Creo 7.0 Mechanism Design

• Learn to simulate the performance of your designs without costly prototypes
• Addresses all the essential tools of mechanism design with Creo
• Guides you through the assembly and analysis of a slider-crank mechanism
• Describes types of simple and special connections, servos, and motor functions
• Allows you to learn the basics of mechanism design in about two hours

Creo 7.0 Mechanism Design Tutorial neatly encapsulates what you need to know about the essential tools and features of Mechanism Design with Creo: how to set up models, define analyses, and display and review results. If you have a working knowledge of Creo Parametric in Assembly mode, this short but substantial tutorial is for you. You will learn to create kinematic models of 2D and 3D mechanisms by using special assembly connections, define motion drivers, set up and run simulations, and display and critically review results in a variety of formats. This includes creating graphs of important results as well as space claim and interference analyses. Common issues that arise during mechanism design are briefly addressed and extra references listed so you can work through them when encountered.

In Detail

If you ever need to model a device where parts and subassemblies can move relative to each other, you will want to use the world-renowned mechanism functions in Creo. Creo’s Mechanism Design functions allow you to examine the kinematic properties of your device: range of motion and motion envelopes, potential interference between moving bodies, and kinematic relationships (position, velocity, acceleration) between bodies for prescribed motions. With these functions, you will better predict the actual performance of the device and create design improvements without the expense of costly prototypes, saving you time, money and worry.

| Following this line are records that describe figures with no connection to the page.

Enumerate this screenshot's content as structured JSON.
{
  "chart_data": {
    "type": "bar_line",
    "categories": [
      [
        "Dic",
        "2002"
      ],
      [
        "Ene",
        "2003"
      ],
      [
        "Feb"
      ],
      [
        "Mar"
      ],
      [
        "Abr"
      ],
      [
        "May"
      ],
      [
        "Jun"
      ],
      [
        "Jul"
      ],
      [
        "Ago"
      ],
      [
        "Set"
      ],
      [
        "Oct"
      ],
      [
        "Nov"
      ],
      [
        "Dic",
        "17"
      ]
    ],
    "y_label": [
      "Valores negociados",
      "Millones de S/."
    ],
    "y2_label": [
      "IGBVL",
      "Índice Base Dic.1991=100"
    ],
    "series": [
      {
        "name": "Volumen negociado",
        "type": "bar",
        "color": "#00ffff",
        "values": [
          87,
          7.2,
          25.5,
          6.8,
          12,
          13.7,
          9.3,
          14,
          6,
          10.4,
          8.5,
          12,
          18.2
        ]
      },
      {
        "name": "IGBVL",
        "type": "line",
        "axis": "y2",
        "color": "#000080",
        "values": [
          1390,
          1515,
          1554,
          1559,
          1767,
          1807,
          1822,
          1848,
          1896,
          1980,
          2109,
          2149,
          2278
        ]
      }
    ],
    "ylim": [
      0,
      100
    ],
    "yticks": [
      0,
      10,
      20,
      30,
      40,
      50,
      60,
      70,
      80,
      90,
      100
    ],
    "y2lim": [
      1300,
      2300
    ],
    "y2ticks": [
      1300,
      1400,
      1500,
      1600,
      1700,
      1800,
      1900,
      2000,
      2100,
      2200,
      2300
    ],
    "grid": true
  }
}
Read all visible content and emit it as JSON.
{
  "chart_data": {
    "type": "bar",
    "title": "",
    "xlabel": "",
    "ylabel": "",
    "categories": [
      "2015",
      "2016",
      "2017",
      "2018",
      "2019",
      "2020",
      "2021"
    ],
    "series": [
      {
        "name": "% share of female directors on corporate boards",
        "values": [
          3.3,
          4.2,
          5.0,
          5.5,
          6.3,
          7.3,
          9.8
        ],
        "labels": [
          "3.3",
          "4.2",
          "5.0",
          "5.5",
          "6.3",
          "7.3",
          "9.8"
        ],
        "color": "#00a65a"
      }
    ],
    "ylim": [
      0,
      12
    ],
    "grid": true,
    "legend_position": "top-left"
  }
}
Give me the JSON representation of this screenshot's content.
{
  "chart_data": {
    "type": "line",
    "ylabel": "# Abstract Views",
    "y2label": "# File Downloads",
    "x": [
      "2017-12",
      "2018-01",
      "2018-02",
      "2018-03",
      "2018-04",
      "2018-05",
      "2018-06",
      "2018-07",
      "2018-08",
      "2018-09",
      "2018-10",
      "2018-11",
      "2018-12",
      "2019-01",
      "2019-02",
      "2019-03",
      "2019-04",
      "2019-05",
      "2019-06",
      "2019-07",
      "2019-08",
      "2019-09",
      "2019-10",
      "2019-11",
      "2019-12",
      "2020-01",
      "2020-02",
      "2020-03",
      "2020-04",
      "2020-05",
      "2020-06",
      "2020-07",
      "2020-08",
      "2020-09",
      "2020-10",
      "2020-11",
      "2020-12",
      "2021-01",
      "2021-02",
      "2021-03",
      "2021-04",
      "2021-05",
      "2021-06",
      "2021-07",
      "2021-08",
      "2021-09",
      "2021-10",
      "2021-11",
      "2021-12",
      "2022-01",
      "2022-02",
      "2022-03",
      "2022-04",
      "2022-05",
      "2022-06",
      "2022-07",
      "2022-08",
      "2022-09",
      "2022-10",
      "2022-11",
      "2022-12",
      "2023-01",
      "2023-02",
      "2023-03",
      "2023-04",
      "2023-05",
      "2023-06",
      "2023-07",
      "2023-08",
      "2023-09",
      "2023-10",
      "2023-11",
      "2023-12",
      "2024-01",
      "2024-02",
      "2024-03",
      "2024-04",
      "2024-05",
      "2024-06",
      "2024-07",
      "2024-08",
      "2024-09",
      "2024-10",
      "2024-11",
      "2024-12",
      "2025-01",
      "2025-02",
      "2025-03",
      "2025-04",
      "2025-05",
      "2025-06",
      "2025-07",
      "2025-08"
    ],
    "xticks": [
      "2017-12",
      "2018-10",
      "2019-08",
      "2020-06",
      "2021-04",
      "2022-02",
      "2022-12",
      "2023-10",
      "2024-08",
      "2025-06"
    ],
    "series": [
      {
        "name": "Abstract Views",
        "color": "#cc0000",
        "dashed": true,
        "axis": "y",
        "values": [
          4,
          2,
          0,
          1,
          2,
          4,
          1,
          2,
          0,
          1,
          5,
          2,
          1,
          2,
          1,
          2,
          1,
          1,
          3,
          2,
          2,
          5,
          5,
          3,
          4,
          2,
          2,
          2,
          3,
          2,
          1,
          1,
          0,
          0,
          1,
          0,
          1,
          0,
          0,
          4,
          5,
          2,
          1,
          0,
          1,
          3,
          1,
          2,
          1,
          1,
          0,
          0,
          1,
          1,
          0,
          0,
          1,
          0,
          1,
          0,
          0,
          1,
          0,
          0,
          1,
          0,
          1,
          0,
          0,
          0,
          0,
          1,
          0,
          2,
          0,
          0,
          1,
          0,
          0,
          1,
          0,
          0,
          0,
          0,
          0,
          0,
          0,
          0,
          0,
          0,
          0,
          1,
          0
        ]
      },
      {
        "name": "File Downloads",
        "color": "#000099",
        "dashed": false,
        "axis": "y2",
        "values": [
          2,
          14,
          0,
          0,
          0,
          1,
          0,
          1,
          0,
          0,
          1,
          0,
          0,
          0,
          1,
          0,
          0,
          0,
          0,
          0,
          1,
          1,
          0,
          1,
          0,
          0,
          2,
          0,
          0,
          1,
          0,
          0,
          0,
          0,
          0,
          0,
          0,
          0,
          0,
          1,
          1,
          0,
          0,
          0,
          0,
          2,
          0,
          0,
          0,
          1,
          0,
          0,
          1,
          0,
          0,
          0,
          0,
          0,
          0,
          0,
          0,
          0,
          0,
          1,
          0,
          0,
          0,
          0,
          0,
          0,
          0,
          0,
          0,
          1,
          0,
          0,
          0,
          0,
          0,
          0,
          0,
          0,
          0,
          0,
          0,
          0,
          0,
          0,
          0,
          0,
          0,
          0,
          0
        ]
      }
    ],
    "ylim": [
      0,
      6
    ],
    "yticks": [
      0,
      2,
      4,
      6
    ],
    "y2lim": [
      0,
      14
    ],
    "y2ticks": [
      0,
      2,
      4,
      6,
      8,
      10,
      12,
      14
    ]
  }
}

With this tutorial, you will assemble and analyze a simple slider-crank mechanism. Each chapter has a clear focus that follows the workflow sequence, and parts are provided for the exercise that include creating connections, servos, and analyses. This is followed by graph plotting, collision detection, and motion envelope creation. You can choose to quickly cover all the essential operations of mechanism design in about two hours by following the steps covered at the beginning of chapters 2-5, or you can complete the full chapters or come back to them as needed. Plenty of figures, screenshots and animations help facilitate understanding of parts and concepts.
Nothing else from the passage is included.